Of course, the Supreme Court’s recent radical right turn on the Second Amendment in its Bruen decision has put many state gun safety laws in jeopardy, including California’s restrictions on carrying weapons in public. In the wake of Bruen, the Supreme Court also recently vacated a Ninth Circuit ruling upholding California’s ban on high-capacity magazines, as well as the Fourth Circuit’s ruling upholding Maryland’s assault weapons ban. But over the last month, Gov. Gavin Newsom and the California Legislature have worked to update the state’s laws to deal with the Supreme Court’s unwelcome turn, while still strengthening them to further protect public safety.
These common-sense efforts have become ever more urgent, given the steady rise of political polarization and domestic terrorism. As retired Judge J. Michael Luttig eloquently testified before the Jan. 6 Select Committee, “America is at a perilous crossroads” with our people “at war with each other.” This reality has every possibility of becoming ever more bloody, as we have already seen with the terror attacks in Buffalo and El Paso, and on Jan. 6, where many insurrectionists were armed for combat. The easy availability of AR-15s and high-capacity magazines lies at the heart of this national peril.
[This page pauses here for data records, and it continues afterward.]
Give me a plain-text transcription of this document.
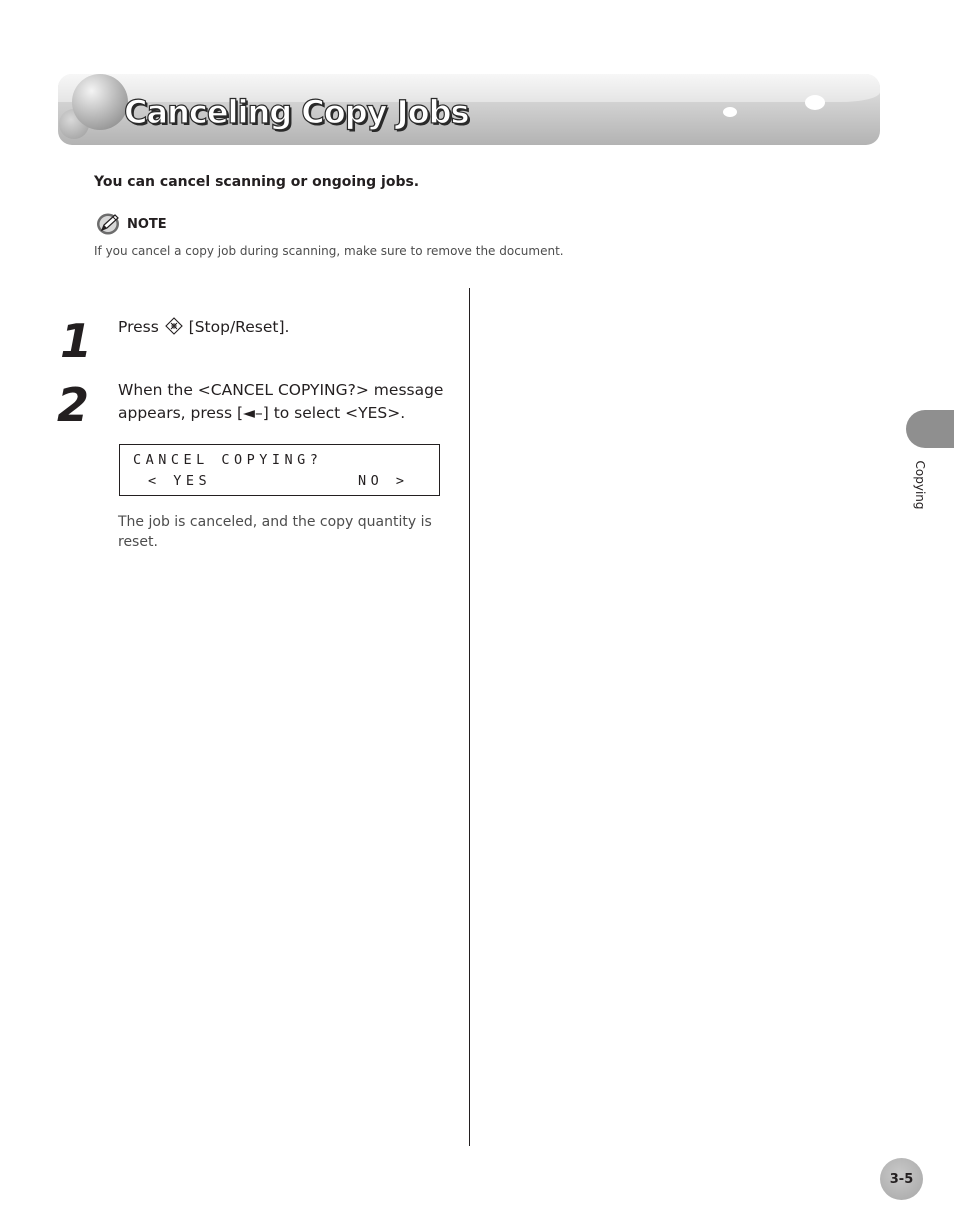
Canceling Copy Jobs

You can cancel scanning or ongoing jobs.

NOTE
If you cancel a copy job during scanning, make sure to remove the document.
1 Press [Stop/Reset].
2 When the <CANCEL COPYING?> message appears, press [◄–] to select <YES>.
CANCEL COPYING?
< YES	NO >
The job is canceled, and the copy quantity is reset.
Copying
3-5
For all of its good features, the new gun law does not come close to addressing this clear and present danger to our country. Until our political leaders summon the will to address it head on, more mass violence is inevitable.
Seth Stodder served as assistant secretary of homeland security in the Obama administration, and as director of policy for U.S. Customs and Border Protection in the Bush administration. He is a nonresident senior fellow with the Atlantic Council, and teaches counterterrorism law at the University of Southern California Law School.